Big Data RDF Processing and Analytics Stack built on Apache Spark and Apache Jena

KGML

When KGs are the core of data analysis projects, it must be considered what immense sizes they can have. This data scale leads to the fact that KG no longer fits into the main memory~(RAM) of classic computers when it comes to processing and further use. The main memory in computers is limited by the modules produced and available on the market for a machine. Likewise, upgrading becomes disproportionately expensive from the point where the hardware specifications leave the space of classic consumer hardware. The solution is to scale horizontally as hardware requirements increase. This horizontal scaling means that several computers in a cluster provide the necessary resources. Software frameworks are used that enable the distributed management and processing of data.

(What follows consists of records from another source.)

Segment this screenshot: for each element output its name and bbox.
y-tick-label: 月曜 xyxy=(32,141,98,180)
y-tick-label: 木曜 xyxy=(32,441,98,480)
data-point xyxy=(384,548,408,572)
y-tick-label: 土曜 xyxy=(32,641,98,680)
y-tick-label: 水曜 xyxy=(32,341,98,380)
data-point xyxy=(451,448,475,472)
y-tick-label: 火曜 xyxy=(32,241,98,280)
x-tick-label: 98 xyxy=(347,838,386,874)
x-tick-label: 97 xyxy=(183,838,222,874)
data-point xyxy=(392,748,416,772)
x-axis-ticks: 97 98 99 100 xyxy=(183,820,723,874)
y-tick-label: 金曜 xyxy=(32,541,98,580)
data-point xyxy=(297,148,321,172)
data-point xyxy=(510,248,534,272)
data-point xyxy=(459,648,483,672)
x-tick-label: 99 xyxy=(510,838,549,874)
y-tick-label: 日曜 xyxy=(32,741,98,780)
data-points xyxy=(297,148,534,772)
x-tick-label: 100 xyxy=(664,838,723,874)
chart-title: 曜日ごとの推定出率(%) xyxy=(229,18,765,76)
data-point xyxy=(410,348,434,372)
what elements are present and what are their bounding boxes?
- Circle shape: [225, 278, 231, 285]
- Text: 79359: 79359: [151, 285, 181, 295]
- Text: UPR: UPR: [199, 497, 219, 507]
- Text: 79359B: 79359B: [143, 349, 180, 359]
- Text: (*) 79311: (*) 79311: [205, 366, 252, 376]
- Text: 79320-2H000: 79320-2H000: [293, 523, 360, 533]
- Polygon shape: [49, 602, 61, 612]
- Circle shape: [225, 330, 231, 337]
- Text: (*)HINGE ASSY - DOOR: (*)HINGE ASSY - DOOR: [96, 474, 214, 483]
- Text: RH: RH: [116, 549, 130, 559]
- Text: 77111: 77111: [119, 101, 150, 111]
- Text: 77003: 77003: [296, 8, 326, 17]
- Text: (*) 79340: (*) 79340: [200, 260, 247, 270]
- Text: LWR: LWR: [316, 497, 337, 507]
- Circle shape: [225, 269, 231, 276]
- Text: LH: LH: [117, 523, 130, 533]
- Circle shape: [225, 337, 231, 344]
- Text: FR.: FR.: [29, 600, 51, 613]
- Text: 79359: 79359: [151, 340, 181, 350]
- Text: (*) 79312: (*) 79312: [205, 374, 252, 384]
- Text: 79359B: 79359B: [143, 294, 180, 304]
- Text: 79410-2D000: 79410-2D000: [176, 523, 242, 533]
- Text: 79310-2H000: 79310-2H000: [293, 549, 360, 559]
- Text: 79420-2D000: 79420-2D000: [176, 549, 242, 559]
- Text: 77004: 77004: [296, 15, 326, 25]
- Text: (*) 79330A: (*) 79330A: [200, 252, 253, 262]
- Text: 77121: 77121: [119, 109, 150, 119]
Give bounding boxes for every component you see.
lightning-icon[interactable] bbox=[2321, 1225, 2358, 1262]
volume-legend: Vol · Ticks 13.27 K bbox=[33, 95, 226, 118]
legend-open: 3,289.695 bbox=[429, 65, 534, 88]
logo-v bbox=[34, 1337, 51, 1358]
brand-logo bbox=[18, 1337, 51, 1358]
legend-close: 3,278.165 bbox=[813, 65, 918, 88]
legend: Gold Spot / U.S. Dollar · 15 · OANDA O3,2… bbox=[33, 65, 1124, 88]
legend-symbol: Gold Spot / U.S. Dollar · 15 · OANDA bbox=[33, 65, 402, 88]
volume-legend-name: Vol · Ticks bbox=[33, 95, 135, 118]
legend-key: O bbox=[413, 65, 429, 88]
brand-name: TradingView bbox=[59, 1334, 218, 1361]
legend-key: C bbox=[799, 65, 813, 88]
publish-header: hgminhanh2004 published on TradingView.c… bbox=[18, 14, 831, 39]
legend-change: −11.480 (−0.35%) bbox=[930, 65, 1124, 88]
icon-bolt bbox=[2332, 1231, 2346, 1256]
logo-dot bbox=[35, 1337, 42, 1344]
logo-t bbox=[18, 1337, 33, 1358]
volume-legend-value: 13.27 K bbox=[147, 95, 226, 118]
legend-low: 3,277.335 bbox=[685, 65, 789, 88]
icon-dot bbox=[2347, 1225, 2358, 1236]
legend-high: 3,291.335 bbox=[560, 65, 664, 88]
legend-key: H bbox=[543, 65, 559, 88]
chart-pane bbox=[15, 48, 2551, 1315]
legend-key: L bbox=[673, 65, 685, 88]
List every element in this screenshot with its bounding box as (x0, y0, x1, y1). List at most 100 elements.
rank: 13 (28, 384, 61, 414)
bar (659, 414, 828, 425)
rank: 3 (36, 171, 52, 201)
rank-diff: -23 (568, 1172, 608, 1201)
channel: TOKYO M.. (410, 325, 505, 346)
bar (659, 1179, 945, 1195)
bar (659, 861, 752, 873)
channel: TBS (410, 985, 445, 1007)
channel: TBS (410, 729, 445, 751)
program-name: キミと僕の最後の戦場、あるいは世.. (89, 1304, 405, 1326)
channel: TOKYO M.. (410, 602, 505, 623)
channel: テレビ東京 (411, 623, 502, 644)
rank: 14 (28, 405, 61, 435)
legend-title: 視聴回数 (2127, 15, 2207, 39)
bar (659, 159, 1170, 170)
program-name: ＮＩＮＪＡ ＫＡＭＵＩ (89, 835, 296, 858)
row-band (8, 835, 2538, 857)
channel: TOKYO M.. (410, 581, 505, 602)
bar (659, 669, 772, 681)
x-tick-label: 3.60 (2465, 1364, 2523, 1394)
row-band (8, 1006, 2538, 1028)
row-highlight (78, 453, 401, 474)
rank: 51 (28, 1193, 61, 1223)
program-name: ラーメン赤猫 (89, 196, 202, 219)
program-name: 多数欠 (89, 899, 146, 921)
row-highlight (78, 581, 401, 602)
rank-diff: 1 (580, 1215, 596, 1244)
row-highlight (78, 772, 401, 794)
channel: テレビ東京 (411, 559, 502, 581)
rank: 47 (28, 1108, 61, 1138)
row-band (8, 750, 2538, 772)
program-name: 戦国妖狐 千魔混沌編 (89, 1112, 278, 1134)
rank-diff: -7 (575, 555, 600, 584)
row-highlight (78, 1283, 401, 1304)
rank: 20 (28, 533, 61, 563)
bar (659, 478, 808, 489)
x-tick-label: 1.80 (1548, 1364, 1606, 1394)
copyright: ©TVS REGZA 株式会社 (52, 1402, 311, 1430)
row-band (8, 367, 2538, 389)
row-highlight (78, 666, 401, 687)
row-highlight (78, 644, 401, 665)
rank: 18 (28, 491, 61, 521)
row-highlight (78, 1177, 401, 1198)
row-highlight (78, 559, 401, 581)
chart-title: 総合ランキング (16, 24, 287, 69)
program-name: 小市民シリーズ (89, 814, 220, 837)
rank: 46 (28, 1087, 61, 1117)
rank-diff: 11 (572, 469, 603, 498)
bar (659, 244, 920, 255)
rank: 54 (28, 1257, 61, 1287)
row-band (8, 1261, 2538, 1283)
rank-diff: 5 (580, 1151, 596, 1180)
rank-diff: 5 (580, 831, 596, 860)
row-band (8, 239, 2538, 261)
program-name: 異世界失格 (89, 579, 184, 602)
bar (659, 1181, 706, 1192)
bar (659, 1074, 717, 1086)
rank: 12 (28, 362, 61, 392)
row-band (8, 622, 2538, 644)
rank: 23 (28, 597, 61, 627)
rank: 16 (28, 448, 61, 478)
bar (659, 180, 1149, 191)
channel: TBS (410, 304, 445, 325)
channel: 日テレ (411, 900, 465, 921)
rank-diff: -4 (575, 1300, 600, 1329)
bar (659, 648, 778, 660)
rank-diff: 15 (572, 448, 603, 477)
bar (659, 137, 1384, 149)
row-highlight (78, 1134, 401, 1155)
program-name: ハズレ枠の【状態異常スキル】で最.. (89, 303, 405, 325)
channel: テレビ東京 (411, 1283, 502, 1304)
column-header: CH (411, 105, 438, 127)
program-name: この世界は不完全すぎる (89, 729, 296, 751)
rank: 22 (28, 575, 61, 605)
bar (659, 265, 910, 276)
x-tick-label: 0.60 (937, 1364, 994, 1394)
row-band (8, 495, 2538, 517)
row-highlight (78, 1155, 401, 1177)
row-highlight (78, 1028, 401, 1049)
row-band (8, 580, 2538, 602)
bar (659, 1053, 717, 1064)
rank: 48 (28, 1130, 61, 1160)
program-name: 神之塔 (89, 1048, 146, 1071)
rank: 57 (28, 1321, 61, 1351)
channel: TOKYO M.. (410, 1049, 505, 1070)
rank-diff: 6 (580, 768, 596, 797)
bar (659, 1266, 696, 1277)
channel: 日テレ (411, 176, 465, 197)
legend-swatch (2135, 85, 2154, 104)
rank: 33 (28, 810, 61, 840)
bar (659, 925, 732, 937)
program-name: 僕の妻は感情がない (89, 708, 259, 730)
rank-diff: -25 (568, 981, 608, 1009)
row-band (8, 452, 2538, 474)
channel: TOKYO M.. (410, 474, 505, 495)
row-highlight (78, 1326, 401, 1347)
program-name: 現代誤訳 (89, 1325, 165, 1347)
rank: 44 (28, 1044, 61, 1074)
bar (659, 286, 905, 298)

The Hadoop Distributed File System (HDFS) is used for the distributed management of data. Apache Spark is widely used for distributed data processing, particularly in data analysis pipelines. The existing Apache Spark data analysis pipelines require data in tabular form. The Scalable Semantic Analytics Stack SANSA was developed in this context. It provides methods to operate natively on RDF KGs by using Apache Spark and Apache Jena.

SANSA

Distributed execution of ML pipelines and data analytics on KG data have unique challenges in feature retrieval. The graph traversal, the embeddings, and feature collection across multiple samples distributed over multiple machines are technical challenges. Cluster communication of multiple machines is a bottleneck because of the needed network connection between the machines. Within our work, we investigate the opportunities of scalable distributed semantic similarity estimations and downstream machine learning pipelines on multi-modal KG data.